A couple of years ago it was still believe that social media attracts mostly introverts. This particular piece of information is no true. Just look around at who is using the social media. They are both introverts and extraverts. I read one study that found our that extraverts use social media more frequently than introverts.

I actually believe that social media in fundamentally an extraverted activity. It is a flux of activity, with constant new information coming in, with no end in sight.

There is a cortical difference between the introverts and extraverts. Introverts are a lot more sensitive to any kind of input and they reach a threshold a lot quicker. That makes them a lot less likely to seek any kind of new experience.

Extraverts are different. They are less sensitive to the input, and they need a lot more of it to reach a threshold. Which is why they seek the new experiences all the time. They are just not simulated enough.

These differences makes the social media much more suited for the extraverts than introverts.

But each of us have both extraverted and introverted functions. We each use all the functions, some more than others. The two most used ones are of both types, one is extraverted and one is introverted.

Being constantly plugged in to the social media constant stream is overusing the extraverted functions in us, and it underuses the introverted functions in us. Before anybody wants to complain that they are not constantly on the social media: There was a study that showed that younger generation spends on average 5 hours per day on the phone. With 24 hours per day, and assuming 8 hours of sleep, that is almost a third of the waking hours.

The effect on the introverts is probably going to be seen first. By being plugged in the current matrix, excuse me, social media, they are no practicing their dominant function. Using dominant function is like a staple food. Sure you can survive without it, but it is not going to be healthy.

I wonder if it can eventually lead to the atrophy of the dominant function. If it can, it would be like destroying the best tool in the personal arsenal. Or maybe it is such a fundamental part of us, that it simply become dormant.

The extraverts can use their own dominant function to access social media. I imagine that in the sort term, there are not as many drawbacks for using it than for introverts.
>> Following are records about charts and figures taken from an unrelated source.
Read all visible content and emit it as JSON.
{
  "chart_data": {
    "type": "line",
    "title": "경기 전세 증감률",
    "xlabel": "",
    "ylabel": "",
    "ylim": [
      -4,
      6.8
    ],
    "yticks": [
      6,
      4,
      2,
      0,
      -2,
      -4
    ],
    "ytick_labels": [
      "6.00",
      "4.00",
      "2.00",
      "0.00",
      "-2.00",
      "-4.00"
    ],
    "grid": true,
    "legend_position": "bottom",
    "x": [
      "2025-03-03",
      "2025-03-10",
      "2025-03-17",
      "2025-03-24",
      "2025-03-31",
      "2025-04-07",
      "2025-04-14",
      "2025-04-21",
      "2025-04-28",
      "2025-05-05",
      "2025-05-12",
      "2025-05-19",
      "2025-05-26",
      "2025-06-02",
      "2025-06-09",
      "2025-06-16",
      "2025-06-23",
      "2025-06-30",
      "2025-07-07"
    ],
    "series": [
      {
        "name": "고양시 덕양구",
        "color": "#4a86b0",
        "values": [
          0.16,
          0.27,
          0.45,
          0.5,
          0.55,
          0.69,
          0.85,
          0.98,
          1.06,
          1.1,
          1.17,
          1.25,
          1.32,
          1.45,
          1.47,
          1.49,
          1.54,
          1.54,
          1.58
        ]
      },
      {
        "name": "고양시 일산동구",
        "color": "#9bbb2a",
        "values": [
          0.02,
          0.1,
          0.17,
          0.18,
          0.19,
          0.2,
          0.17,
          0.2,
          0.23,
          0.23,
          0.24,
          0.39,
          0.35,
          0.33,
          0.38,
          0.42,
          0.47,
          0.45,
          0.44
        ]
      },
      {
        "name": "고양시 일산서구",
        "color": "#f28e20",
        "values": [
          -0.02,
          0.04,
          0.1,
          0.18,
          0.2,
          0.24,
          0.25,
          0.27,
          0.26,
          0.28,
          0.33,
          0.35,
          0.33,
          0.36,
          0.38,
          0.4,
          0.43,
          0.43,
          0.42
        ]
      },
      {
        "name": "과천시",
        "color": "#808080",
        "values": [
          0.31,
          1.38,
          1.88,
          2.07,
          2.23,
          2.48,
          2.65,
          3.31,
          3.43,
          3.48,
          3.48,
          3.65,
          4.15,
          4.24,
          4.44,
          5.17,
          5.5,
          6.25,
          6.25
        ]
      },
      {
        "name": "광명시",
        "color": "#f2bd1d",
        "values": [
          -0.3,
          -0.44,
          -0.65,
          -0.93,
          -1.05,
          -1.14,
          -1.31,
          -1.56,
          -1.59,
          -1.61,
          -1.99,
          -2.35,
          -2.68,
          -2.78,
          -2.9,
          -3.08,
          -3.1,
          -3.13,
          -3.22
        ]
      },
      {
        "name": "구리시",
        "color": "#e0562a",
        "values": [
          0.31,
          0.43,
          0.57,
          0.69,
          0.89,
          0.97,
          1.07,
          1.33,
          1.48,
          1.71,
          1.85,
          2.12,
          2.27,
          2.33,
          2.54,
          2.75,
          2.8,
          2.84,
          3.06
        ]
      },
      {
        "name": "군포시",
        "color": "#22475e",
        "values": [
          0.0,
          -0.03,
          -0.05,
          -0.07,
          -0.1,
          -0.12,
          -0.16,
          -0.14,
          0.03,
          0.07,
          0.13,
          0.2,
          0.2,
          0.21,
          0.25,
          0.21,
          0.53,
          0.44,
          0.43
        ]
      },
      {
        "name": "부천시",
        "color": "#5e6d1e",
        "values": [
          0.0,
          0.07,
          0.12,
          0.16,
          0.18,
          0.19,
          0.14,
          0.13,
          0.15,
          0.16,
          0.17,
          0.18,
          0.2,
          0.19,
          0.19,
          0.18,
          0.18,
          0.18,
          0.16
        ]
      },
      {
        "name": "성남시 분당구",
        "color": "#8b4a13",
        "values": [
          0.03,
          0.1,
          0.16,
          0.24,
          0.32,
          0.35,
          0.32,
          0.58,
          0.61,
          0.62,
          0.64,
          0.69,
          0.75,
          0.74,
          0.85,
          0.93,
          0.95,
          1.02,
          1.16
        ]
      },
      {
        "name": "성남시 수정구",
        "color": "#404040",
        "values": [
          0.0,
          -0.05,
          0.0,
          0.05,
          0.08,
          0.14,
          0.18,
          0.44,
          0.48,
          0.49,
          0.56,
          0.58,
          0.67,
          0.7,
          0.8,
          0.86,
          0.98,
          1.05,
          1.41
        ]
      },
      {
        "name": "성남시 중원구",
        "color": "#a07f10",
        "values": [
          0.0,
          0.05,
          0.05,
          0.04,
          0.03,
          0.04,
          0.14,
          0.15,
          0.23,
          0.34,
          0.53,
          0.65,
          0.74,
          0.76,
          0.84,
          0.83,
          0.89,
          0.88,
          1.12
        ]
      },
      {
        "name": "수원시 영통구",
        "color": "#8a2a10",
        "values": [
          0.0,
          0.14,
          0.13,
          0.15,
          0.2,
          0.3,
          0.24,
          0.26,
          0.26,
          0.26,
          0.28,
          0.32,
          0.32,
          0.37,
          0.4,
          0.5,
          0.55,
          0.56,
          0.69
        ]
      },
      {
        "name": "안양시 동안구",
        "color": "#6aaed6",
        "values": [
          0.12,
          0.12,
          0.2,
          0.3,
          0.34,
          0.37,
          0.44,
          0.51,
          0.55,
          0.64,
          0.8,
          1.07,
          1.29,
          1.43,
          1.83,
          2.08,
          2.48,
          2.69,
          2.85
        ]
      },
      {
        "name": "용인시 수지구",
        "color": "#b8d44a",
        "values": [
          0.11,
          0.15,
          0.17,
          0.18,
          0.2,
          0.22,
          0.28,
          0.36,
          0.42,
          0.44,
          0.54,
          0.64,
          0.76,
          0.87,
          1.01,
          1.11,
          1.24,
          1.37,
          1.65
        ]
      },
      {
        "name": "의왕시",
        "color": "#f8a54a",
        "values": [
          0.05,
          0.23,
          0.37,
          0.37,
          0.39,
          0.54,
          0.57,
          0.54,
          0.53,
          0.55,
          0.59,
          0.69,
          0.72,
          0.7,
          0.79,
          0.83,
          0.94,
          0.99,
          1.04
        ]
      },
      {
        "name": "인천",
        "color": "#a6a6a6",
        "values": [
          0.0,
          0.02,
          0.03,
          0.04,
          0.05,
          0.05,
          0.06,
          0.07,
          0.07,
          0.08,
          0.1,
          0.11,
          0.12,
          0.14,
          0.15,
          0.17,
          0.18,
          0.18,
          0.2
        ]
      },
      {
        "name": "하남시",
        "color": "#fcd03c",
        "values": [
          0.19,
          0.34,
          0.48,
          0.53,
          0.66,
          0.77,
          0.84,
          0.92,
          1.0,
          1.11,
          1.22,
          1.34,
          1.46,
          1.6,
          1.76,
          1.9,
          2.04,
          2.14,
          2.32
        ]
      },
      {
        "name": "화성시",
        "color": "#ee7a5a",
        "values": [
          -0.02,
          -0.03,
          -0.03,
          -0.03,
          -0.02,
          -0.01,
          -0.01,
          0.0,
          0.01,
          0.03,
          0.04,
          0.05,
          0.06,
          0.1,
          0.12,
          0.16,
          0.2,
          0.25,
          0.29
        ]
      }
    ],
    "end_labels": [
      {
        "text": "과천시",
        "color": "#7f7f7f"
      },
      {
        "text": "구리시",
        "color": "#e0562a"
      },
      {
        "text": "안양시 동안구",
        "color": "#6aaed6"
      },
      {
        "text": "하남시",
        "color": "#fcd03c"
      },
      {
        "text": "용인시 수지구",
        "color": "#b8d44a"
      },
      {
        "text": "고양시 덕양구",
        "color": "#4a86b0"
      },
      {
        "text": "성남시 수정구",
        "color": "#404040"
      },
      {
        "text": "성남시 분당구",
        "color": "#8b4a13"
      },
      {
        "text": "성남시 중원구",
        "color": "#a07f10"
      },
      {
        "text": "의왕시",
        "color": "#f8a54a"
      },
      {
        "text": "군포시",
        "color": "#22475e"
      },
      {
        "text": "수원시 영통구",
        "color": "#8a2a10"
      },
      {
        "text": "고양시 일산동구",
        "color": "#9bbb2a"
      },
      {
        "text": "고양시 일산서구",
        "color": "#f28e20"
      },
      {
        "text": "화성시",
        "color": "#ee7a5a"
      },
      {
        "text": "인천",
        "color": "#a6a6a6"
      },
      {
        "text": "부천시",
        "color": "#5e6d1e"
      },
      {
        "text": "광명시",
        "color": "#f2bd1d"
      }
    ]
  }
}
But by using only the dominant function these people could be walking into a trap. Having only dominant function differentiated leads, at least according to Jung, to the collectivism. You know, that pesky concept that is behind things like mass consumerism or communism.

By using the social media extraverts are giving up a real opportunity for growth.

On the end, social media is such a one dimensional experience, that there is no way that I can perceive that being constantly connected to it can in any way help us toward being a better human being.